Während die alten Tafeln lediglich die Geschwindigkeit der passierenden Fahrzeuge anzeigten, blinkt den Fahrern auf den jetzigen Tafeln neben der Geschwindigkeit auch eine Botschaft entgegen – und die ist frei programmierbar. Was sollte nun da stehen? »Danke« bei angepasstem Tempo und »Zu schnell« bei Rasern? Zu langweilig! Da besann Well sich auf den Spruch seines Vaters. So mahnt die Tafel zu schnell Fahrende in Rot nicht nur mit der Anzeige ihrer Geschwindigkeit, sondern auch mit der Ansage »Et jit net jerannt« zu defensiverem Fahren. Brave Fahrer hingegen werden auf der Tafel mit dem höchsten Lob bedacht, zu dem der Eifeler fähig ist: »Jut jemacht!« Angezeigt wird die Eifeler Verkehrserziehung allerdings nur in Fahrtrichtung Hillesheim. »Ich hatte noch keine Muße, die andere Tafel zu programmieren. Das werde ich aber noch machen«, kündigt Horst Well an. Für die Kollegen im Gemeinderat kam die Wals­dorfer Sonderprogrammierung scheinbar wenig überraschend. »Die sagten: Typisch Horst«, berichtet Well.

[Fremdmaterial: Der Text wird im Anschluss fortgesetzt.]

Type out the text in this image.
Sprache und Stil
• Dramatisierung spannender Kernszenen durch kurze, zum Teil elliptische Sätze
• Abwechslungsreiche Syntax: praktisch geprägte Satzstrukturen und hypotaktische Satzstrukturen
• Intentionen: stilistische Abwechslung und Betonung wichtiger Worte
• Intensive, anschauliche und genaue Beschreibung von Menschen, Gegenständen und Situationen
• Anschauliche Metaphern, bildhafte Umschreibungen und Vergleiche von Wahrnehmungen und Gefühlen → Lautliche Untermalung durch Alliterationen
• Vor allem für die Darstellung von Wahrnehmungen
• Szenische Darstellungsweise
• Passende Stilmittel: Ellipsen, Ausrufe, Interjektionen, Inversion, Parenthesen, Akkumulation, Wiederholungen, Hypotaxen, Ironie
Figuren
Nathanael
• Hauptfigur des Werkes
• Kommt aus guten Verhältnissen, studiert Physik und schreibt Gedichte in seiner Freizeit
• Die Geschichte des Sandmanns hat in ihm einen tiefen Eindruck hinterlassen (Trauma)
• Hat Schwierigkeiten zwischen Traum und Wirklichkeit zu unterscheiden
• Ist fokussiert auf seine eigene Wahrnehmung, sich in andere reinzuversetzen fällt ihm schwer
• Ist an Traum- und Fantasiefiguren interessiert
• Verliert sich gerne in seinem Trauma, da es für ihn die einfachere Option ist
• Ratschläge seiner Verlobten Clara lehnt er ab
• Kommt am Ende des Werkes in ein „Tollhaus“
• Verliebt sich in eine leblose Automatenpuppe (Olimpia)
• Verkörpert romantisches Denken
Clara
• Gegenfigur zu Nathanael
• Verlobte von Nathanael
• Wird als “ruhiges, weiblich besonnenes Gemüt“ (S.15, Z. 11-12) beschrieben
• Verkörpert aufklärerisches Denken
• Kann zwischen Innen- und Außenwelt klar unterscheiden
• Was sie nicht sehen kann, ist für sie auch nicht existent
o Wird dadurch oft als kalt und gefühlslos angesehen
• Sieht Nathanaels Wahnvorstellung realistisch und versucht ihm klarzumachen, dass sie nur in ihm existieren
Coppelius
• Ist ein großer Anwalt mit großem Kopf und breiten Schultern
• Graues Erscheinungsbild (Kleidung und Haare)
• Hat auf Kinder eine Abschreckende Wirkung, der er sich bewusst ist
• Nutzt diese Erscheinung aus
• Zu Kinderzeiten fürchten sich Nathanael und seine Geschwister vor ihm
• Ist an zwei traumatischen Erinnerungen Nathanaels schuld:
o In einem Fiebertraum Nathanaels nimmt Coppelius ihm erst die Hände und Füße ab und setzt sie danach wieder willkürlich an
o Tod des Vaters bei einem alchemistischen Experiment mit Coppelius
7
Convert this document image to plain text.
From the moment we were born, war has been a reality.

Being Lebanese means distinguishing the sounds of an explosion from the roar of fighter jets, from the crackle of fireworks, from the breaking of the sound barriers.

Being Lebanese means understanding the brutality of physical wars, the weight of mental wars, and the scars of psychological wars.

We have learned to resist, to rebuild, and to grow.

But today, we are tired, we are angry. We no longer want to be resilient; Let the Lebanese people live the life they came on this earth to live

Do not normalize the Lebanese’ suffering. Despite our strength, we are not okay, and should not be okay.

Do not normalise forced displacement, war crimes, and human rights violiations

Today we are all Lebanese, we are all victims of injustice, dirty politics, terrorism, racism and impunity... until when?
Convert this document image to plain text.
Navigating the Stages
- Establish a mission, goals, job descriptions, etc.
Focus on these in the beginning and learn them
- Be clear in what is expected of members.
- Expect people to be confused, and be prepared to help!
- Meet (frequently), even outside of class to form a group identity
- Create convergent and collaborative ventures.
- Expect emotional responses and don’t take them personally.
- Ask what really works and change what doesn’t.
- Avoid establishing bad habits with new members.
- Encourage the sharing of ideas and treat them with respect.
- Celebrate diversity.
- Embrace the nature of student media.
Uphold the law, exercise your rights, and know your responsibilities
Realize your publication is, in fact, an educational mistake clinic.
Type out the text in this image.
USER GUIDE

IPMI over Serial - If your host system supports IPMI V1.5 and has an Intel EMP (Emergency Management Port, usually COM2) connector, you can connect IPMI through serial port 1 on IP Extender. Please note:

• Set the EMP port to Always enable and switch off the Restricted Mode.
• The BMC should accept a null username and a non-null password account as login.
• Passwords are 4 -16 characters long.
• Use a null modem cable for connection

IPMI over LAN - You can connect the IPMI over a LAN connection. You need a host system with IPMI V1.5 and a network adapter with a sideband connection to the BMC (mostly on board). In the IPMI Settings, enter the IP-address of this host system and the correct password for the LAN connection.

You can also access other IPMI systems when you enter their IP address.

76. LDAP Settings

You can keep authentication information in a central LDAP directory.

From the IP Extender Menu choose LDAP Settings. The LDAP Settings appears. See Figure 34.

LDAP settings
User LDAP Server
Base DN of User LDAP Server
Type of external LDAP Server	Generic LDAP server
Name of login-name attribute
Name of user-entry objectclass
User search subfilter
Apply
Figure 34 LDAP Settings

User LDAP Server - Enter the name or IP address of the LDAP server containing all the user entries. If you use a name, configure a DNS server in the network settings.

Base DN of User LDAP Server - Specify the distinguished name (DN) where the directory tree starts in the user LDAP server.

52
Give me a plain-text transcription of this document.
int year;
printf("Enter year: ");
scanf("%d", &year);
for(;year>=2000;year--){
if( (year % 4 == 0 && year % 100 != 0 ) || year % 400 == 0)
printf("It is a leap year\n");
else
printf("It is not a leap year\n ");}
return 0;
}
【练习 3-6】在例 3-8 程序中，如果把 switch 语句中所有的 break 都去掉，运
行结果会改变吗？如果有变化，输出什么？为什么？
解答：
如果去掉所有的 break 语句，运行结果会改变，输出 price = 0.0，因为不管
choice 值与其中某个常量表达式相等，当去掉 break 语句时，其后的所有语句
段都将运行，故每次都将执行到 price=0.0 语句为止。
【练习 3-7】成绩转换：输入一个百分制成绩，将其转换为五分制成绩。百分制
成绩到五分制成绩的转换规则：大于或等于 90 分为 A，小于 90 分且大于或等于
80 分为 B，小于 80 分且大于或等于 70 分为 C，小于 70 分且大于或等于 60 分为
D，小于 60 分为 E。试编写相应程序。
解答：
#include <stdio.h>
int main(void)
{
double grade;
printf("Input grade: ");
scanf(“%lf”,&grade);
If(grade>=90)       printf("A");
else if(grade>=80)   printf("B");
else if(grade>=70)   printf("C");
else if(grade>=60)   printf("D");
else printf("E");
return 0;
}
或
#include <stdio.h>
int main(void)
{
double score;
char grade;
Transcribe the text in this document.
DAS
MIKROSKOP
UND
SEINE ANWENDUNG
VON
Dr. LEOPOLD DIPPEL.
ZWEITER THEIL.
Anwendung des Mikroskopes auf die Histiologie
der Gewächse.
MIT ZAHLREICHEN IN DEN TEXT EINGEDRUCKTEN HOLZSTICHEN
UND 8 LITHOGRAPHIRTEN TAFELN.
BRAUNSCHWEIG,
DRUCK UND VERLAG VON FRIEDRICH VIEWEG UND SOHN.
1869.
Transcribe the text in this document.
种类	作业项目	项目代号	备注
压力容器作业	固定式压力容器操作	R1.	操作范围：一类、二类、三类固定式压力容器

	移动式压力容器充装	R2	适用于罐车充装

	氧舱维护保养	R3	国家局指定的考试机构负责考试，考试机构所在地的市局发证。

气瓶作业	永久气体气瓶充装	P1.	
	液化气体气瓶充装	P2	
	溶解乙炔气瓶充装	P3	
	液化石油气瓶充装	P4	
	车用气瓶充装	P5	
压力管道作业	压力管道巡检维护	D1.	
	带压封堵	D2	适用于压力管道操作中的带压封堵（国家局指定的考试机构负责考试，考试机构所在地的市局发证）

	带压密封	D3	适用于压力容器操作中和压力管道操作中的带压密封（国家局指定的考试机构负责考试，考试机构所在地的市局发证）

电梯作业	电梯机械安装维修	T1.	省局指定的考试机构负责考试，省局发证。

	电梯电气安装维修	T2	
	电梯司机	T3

Notwendig sind die mahnenden Tafeln durchaus, findet der Ortsbürgermeister. Besonders der Lkw-Verkehr habe in den vergangenen Jahren zugenommen. An die Geschwindigkeitsbegrenzung halten sich die Brummifahrer – ebenso wie Autofahrer – dabei laut Well nicht immer. In Zilsdorf hängen ebenfalls zwei dieser Tafeln. »Da brettert man auch durch, vor allem aus Richtung Stroheich«, weiß Well. Doch scheinbar veranlassen die blinkenden Mahnungen tatsächlich zum Bremsen. Vor einiger Zeit hatte sich die Polizei einige hundert Meter hinter dem Gerät zur Geschwindigkeitskontrolle postiert, wie Horst Well berichtet. Da ihr Streifenwagen in der dortigen Werkstatt neu foliert wurde, verbrachten die Beamten einige Zeit mit dieser Beschäftigung. Nach etlicher Zeit hatten sie gerade einmal zwei Temposünder hatten sie erwischt. Wer nun die Eifeler Verkehrserziehung einmal mit eigenen Augen sehen will, sei also gewarnt: Höchstens einmal ganz kurz und ganz knapp über das Limit (51 km/h reichen schon). Schließlich gilt: Et jit net jerannt!